Preferred Qualifications
- Experience supporting financial services/insurance applications and regulated environments (audit, evidence capture, change controls).
- Experience implementing automation (runbook automation, scripting, auto-remediation) and improving observability practices.
- Exposure to SLO/SLI definitions, reliability reporting, and operational scorecards. · Experience with multi-sourced/global delivery models and coordinating across time zones.
- Bachelor’s degree in information technology, Computer Science, or related field (or equivalent experience); advanced degree a plus.
Working Conditions
- Hybrid - Office Environment (Tuesdays, Wednesdays, Thursdays)
- Moderate Travel 10 to 25%
This job description is not a contract of employment nor for any specific job responsibilities. The Company may change, add to, remove, or revoke the terms of this job description at its discretion. Managers may assign other duties and responsibilities as needed. In the event an employee or applicant requests or requires an accommodation to perform job functions, the applicable HR Business Partner should be contacted to evaluate the accommodation request.
Compensation
The Salary for this position generally ranges between $114,000 - $140,000 annually. Please note that the salary range is a good faith estimate for this position and actual starting pay is determined by several factors including qualifications, experience, geography, work location designation (in-office, hybrid, remote) and operational needs. Salary may vary above and below the stated amounts, as permitted by applicable law.
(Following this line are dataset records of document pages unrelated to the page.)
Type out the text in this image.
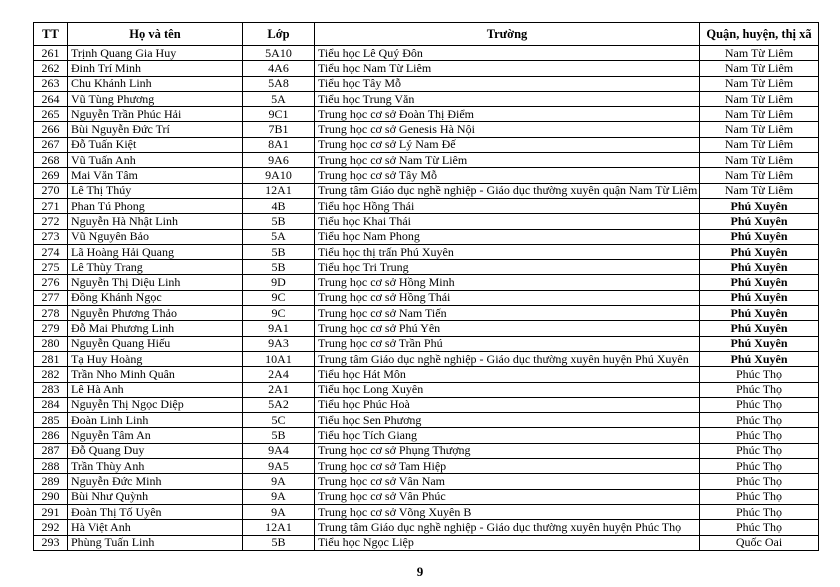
TT	Họ và tên	Lớp	Trường	Quận, huyện, thị xã
261	Trịnh Quang Gia Huy	5A10	Tiểu học Lê Quý Đôn	Nam Từ Liêm
262	Đinh Trí Minh	4A6	Tiểu học Nam Từ Liêm	Nam Từ Liêm
263	Chu Khánh Linh	5A8	Tiểu học Tây Mỗ	Nam Từ Liêm
264	Vũ Tùng Phương	5A	Tiểu học Trung Văn	Nam Từ Liêm
265	Nguyễn Trần Phúc Hải	9C1	Trung học cơ sở Đoàn Thị Điểm	Nam Từ Liêm
266	Bùi Nguyễn Đức Trí	7B1	Trung học cơ sở Genesis Hà Nội	Nam Từ Liêm
267	Đỗ Tuấn Kiệt	8A1	Trung học cơ sở Lý Nam Đế	Nam Từ Liêm
268	Vũ Tuấn Anh	9A6	Trung học cơ sở Nam Từ Liêm	Nam Từ Liêm
269	Mai Văn Tâm	9A10	Trung học cơ sở Tây Mỗ	Nam Từ Liêm
270	Lê Thị Thúy	12A1	Trung tâm Giáo dục nghề nghiệp - Giáo dục thường xuyên quận Nam Từ Liêm	Nam Từ Liêm
271	Phan Tú Phong	4B	Tiểu học Hồng Thái	Phú Xuyên
272	Nguyễn Hà Nhật Linh	5B	Tiểu học Khai Thái	Phú Xuyên
273	Vũ Nguyên Bảo	5A	Tiểu học Nam Phong	Phú Xuyên
274	Lã Hoàng Hải Quang	5B	Tiểu học thị trấn Phú Xuyên	Phú Xuyên
275	Lê Thùy Trang	5B	Tiểu học Tri Trung	Phú Xuyên
276	Nguyễn Thị Diệu Linh	9D	Trung học cơ sở Hồng Minh	Phú Xuyên
277	Đồng Khánh Ngọc	9C	Trung học cơ sở Hồng Thái	Phú Xuyên
278	Nguyễn Phương Thảo	9C	Trung học cơ sở Nam Tiến	Phú Xuyên
279	Đỗ Mai Phương Linh	9A1	Trung học cơ sở Phú Yên	Phú Xuyên
280	Nguyễn Quang Hiếu	9A3	Trung học cơ sở Trần Phú	Phú Xuyên
281	Tạ Huy Hoàng	10A1	Trung tâm Giáo dục nghề nghiệp - Giáo dục thường xuyên huyện Phú Xuyên	Phú Xuyên
282	Trần Nho Minh Quân	2A4	Tiểu học Hát Môn	Phúc Thọ
283	Lê Hà Anh	2A1	Tiểu học Long Xuyên	Phúc Thọ
284	Nguyễn Thị Ngọc Diệp	5A2	Tiểu học Phúc Hoà	Phúc Thọ
285	Đoàn Linh Linh	5C	Tiểu học Sen Phương	Phúc Thọ
286	Nguyễn Tâm An	5B	Tiểu học Tích Giang	Phúc Thọ
287	Đỗ Quang Duy	9A4	Trung học cơ sở Phụng Thượng	Phúc Thọ
288	Trần Thùy Anh	9A5	Trung học cơ sở Tam Hiệp	Phúc Thọ
289	Nguyễn Đức Minh	9A	Trung học cơ sở Vân Nam	Phúc Thọ
290	Bùi Như Quỳnh	9A	Trung học cơ sở Vân Phúc	Phúc Thọ
291	Đoàn Thị Tố Uyên	9A	Trung học cơ sở Võng Xuyên B	Phúc Thọ
292	Hà Việt Anh	12A1	Trung tâm Giáo dục nghề nghiệp - Giáo dục thường xuyên huyện Phúc Thọ	Phúc Thọ
293	Phùng Tuấn Linh	5B	Tiểu học Ngọc Liệp	Quốc Oai
9
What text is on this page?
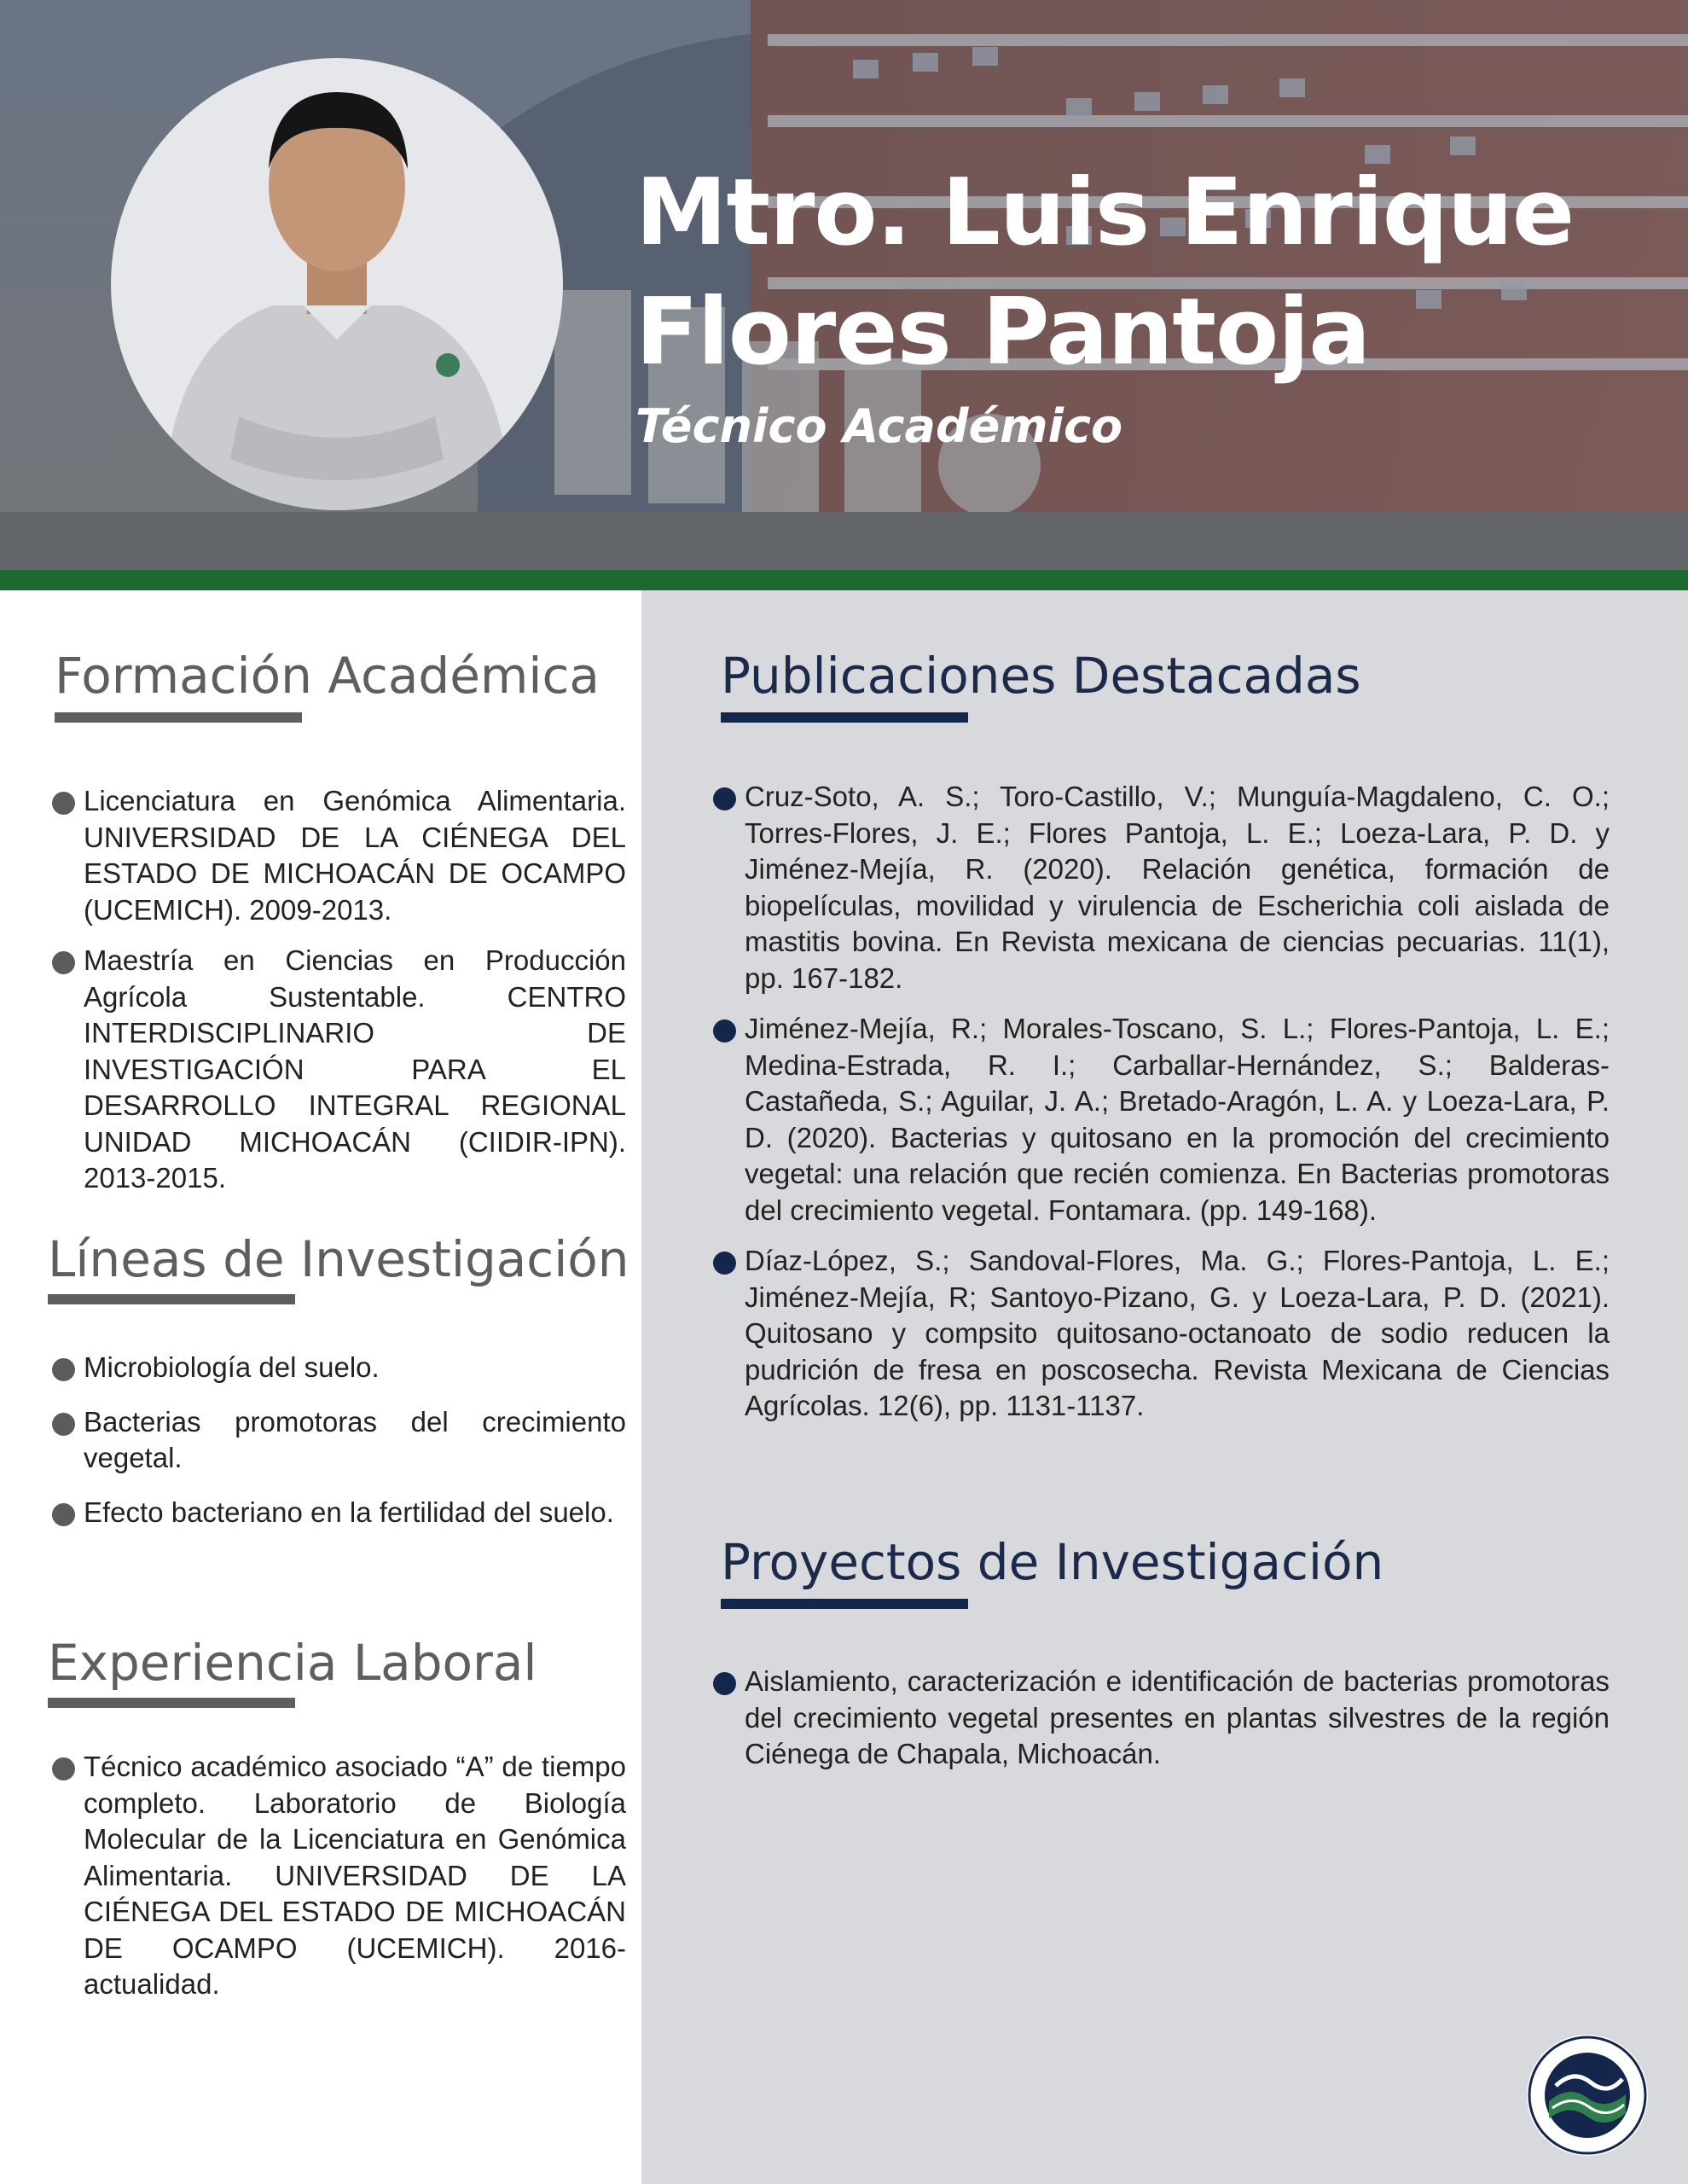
Mtro. Luis Enrique
Flores Pantoja
Técnico Académico
Formación Académica
Licenciatura en Genómica Alimentaria. UNIVERSIDAD DE LA CIÉNEGA DEL ESTADO DE MICHOACÁN DE OCAMPO (UCEMICH). 2009-2013.
Maestría en Ciencias en Producción Agrícola Sustentable. CENTRO INTERDISCIPLINARIO DE INVESTIGACIÓN PARA EL DESARROLLO INTEGRAL REGIONAL UNIDAD MICHOACÁN (CIIDIR-IPN). 2013-2015.
Líneas de Investigación
Microbiología del suelo.
Bacterias promotoras del crecimiento vegetal.
Efecto bacteriano en la fertilidad del suelo.
Experiencia Laboral
Técnico académico asociado “A” de tiempo completo. Laboratorio de Biología Molecular de la Licenciatura en Genómica Alimentaria. UNIVERSIDAD DE LA CIÉNEGA DEL ESTADO DE MICHOACÁN DE OCAMPO (UCEMICH). 2016-actualidad.
Publicaciones Destacadas
Cruz-Soto, A. S.; Toro-Castillo, V.; Munguía-Magdaleno, C. O.; Torres-Flores, J. E.; Flores Pantoja, L. E.; Loeza-Lara, P. D. y Jiménez-Mejía, R. (2020). Relación genética, formación de biopelículas, movilidad y virulencia de Escherichia coli aislada de mastitis bovina. En Revista mexicana de ciencias pecuarias. 11(1), pp. 167-182.
Jiménez-Mejía, R.; Morales-Toscano, S. L.; Flores-Pantoja, L. E.; Medina-Estrada, R. I.; Carballar-Hernández, S.; Balderas-Castañeda, S.; Aguilar, J. A.; Bretado-Aragón, L. A. y Loeza-Lara, P. D. (2020). Bacterias y quitosano en la promoción del crecimiento vegetal: una relación que recién comienza. En Bacterias promotoras del crecimiento vegetal. Fontamara. (pp. 149-168).
Díaz-López, S.; Sandoval-Flores, Ma. G.; Flores-Pantoja, L. E.; Jiménez-Mejía, R; Santoyo-Pizano, G. y Loeza-Lara, P. D. (2021). Quitosano y compsito quitosano-octanoato de sodio reducen la pudrición de fresa en poscosecha. Revista Mexicana de Ciencias Agrícolas. 12(6), pp. 1131-1137.
Proyectos de Investigación
Aislamiento, caracterización e identificación de bacterias promotoras del crecimiento vegetal presentes en plantas silvestres de la región Ciénega de Chapala, Michoacán.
Additionally, this position is typically eligible for an Annual Bonus based on the Company Bonus Plan/Individual Performance and is at the Company’s discretion.
Applicants must be authorized to work for any employer in the U.S. We are unable to sponsor or take over sponsorship of an employment Visa at this time.
This is a hybrid position requiring three days in office per week in one of our hub locations (Denver, Cedar Rapids or Philadelphia). Relocation assistance will not be provided for this position.